Mais, parmi ceux qui savent et qui vont au fond des choses, cette croyance à une fortune, solide et inébranlable, commençait à être amoindrie.

A sa mort, le père de Constant Adeline avait laissé deux fils: Constant, l'aîné, chef de la maison d'Elbeuf, et Jean, le cadet, qui, au lieu de s'associer avec son frère, avait fondé à Paris une importante maison de laines en gros, si importante qu'elle avait des comptoirs de vente au Havre et à Roubaix, d'achat à Buenos-Ayres, à Moscou, à Odessa, à Saratoff.

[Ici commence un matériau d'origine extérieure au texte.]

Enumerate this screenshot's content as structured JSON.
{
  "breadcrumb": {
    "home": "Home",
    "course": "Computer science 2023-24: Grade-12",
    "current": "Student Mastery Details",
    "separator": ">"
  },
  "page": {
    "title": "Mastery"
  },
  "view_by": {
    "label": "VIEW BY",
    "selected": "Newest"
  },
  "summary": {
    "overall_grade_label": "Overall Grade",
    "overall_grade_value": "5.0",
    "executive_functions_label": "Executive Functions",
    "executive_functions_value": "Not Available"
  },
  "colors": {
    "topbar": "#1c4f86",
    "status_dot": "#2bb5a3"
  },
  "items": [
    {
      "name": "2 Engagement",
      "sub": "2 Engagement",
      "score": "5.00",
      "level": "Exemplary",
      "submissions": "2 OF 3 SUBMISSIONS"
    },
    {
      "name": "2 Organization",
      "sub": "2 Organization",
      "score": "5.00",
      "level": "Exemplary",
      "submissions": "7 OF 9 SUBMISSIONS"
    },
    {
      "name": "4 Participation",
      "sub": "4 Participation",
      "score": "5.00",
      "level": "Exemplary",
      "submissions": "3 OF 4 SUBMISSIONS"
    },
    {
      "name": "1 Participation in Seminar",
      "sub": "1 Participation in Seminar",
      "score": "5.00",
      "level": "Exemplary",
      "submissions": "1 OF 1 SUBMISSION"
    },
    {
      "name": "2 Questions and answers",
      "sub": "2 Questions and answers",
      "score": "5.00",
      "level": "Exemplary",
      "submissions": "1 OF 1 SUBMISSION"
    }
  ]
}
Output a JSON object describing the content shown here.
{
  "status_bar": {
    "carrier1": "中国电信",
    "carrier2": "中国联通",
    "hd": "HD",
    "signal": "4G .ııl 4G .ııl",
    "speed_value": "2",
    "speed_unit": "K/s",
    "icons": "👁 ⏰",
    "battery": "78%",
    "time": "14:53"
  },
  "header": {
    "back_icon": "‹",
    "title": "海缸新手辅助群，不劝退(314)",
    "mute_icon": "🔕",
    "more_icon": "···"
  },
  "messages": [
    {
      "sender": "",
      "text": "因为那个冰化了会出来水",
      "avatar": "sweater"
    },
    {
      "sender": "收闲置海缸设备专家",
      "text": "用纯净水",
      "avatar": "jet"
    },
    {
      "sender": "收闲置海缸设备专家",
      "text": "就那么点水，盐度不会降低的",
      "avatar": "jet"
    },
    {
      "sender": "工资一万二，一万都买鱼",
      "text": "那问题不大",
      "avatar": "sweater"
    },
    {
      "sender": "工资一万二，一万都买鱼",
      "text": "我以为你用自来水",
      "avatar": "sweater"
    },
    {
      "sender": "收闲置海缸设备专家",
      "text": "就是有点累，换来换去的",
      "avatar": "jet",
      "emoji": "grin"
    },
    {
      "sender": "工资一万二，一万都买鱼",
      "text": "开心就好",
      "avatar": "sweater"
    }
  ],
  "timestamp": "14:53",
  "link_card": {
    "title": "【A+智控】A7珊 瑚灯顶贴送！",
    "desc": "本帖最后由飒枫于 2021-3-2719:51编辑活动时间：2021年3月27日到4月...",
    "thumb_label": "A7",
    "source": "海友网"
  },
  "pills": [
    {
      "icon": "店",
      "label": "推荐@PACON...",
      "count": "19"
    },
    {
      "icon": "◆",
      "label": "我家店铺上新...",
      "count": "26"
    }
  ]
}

Celui-là n'avait que le nom des Adeline; en réalité, c'était un ambitieux et un aventureux; la fortune gagnée dans le commerce petit à petit lui paraissait misérable, il lui fallait celle que donne en quelques coups hardis la spéculation. S'il avait vécu, peut-être l'eût-il réalisée. Mais, surpris par la mort, il avait laissé de grosses, de très grosses affaires engagées qui s'étaient liquidées par la ruine complète—la sienne, celle de sa femme, celle de sa mère. A la vérité, elles pouvaient ne pas payer, mais alors c'était la faillite. Elles s'étaient sacrifiées et l'honneur avait été sauf. Pour acquitter ce lourd passif, la femme avait abandonné tout ce qu'elle possédait, et la mère, après avoir vendu ses propriétés et ses valeurs mobilières, s'était encore fait rembourser par son fils aîné la part qui lui revenait dans la maison d'Elbeuf. Constant eût pu résister à la demande de sa mère; en tout cas, il eût pu ne donner que la moitié de cette part; il l'avait donnée entière, autant par respect pour la volonté de sa mère que pour l'honneur de son nom qui ne devait pas figurer au tableau des faillites.

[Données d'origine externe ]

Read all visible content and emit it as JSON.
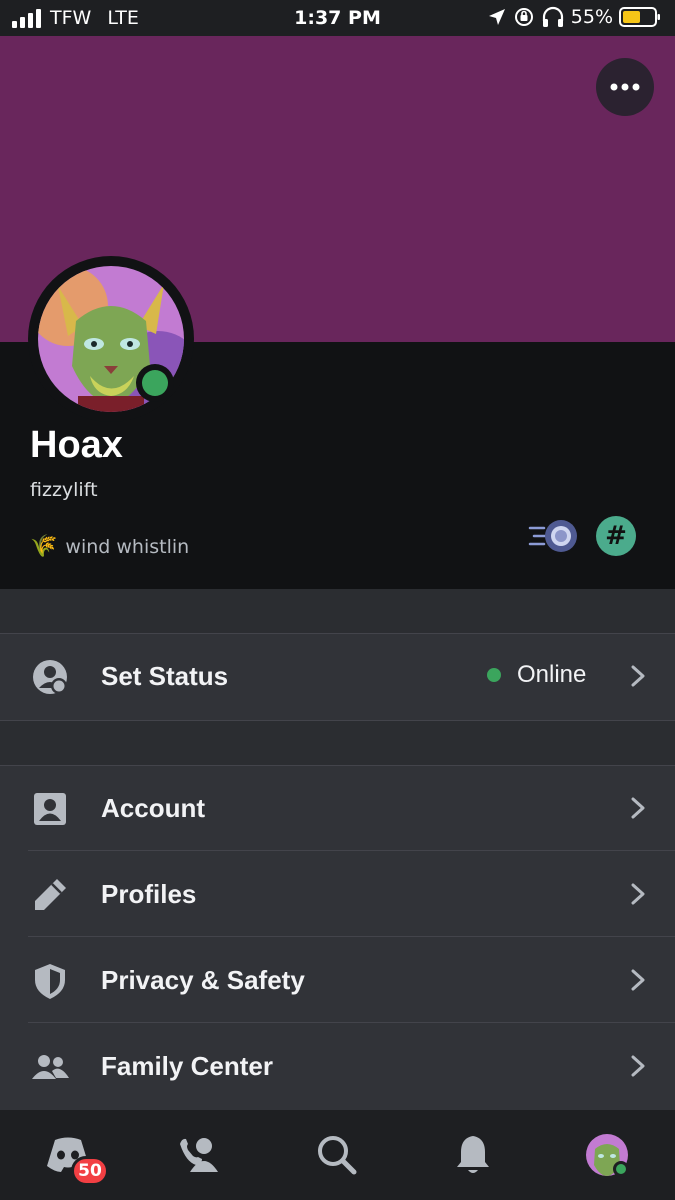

Un commerçant ne retire pas douze cent mille francs de ses affaires sans embarras et sans trouble, cependant Constant Adeline avait pu s'imposer cette saignée sans compromettre, semblait-il, la solidité de sa maison; s'il s'en trouvait un peu gêné, quelques bonnes années combleraient ce trou; il n'avait qu'à travailler.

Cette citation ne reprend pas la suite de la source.